Angular acceleration problem for a pulley used to raise an elevator

[leggythegoose]

Homework Statement

In a charming 19th-century hotel, an old-style elevator is connected to a counterweight by a cable that passes over a rotating disk 2.50 m in diameter. The elevator is raised and lowered by turning the disk, and the cable does not slip on the rim of the disk but turns with it. To start the elevator moving, it must be accelerated at 1/8 g. What must be the angular acceleration of the disk, in rad/s^2?

Relevant Equations

constant angular acceleration equations

I tried to multiply 1/8 g (1.22625) by the radius (1.25 m) and got 1.53 rad/s^2. This is actually the linear acceleration of the elevator. How do I get the angular acceleration of the disk? Thanks!

 

[TSny]

I tried to multiply 1/8 g (1.22625) by the radius (1.25 m) and got 1.53 rad/s^2. This is actually the linear acceleration of the elevator.

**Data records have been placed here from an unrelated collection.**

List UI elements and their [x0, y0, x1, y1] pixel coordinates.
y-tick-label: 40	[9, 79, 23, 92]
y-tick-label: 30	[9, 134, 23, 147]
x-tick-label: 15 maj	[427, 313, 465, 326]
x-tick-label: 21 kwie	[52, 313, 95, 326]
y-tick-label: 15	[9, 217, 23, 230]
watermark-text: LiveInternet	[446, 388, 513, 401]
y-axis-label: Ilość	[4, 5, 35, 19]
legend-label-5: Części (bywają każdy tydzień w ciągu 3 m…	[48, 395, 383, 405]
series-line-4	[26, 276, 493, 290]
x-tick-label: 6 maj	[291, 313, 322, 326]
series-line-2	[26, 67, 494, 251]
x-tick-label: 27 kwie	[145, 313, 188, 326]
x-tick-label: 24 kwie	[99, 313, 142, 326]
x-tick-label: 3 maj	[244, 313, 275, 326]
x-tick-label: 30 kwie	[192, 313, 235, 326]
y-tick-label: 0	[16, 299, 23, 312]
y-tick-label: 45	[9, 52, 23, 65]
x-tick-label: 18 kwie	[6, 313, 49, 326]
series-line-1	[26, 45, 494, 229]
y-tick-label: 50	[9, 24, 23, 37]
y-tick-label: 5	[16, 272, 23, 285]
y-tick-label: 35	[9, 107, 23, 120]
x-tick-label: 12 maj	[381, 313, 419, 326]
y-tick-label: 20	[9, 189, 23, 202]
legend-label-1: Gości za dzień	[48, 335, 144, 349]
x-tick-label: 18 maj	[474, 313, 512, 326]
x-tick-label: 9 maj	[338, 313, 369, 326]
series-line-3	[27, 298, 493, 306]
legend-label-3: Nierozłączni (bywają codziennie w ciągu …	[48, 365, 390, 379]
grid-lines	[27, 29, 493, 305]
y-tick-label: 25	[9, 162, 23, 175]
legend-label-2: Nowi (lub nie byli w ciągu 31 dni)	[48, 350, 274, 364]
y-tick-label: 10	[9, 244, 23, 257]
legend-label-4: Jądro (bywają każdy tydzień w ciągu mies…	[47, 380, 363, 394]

The linear acceleration of the elevator is 1/8 g.

How do I get the angular acceleration of the disk? Thanks!

What is the tangential acceleration of a point on the rim of the rotating disk? How is the tangential acceleration related to the angular acceleration of the disk?

 

[leggythegoose]

The linear acceleration of the elevator is 1/8 g.What is the tangential acceleration of a point on the rim of the rotating disk? How is the tangential acceleration related to the angular acceleration of the disk?

So I know that r is 1.25 m but how would I find alpha to calculate the tangential acceleration?

 

[TSny]

So I know that r is 1.25 m but how would I find alpha to calculate the tangential acceleration?

You don't need to know $\alpha$ in order to find the tangential acceleration of a point on the rim of the disk. Hint: "the cable does not slip on the disk"

 

[leggythegoose]

You don't need to know $\alpha$ in order to find the tangential acceleration of a point on the rim of the disk. Hint: "the cable does not slip on the disk"

Do I multiply r and omega? So it would be 1.25x1.91 = 2.39 and 2.39 is the tangential acceleration?

 

[Lnewqban]

Do I multiply r and omega? So it would be 1.25x1.91 = 2.39 and 2.39 is the tangential acceleration?

Go back to post #4.

Please, see:
http://hyperphysics.phy-astr.gsu.edu/hbase/rotq.html#rq

Then, try again.

 

[jbriggs444]

I tried to multiply 1/8 g (1.22625) by the radius (1.25 m) and got 1.53 rad/s^2

Note that if you multiply 1.22625 m/s² by 1.25 m you get a result in units of m²/s², not rad/s²

This is a hint that you should not be multiplying those two quantities.

 

[TSny]

Do I multiply r and omega? So it would be 1.25x1.91 = 2.39 and 2.39 is the tangential acceleration?

No. Note that multiplying the units of $\omega$ by the units of $r$ does not give units for acceleration. [EDIT: A similar units problem was noted by @jbriggs444 ]

What is the magnitude of the linear acceleration of point $a$ of the cable? What is the magnitude of the linear (tangential) acceleration of point b on the rim of the disk assuming that the cable does not slip on the disk?

 

[jbriggs444]

Do I multiply r and omega? So it would be 1.25x1.91 = 2.39 and 2.39 is the tangential acceleration?

The number 1.91 which you are calling "omega" -- you got that by multiplying the linear acceleration (a = 1/8 g = 1.22625 m/s²) by the radius (r = 1.25 m) and then again by the radius (r = 1.25 m).

Omega ($\omega$) is the greek letter conventionally used to denote angular velocity, usually with units of rad/s.

The calculation you used cannot possibly yield an angular velocity in rad/s. Instead, it yields a result in units of m³/s².

Then you multiply by 1.25 m yet again, apparently in the hopes that this finally will yield an angular acceleration (in units of m⁴/s²).

Stop multiplying by $r$ already. You are going the wrong way!

@TSny is trying hard to lead you to a correct calculation.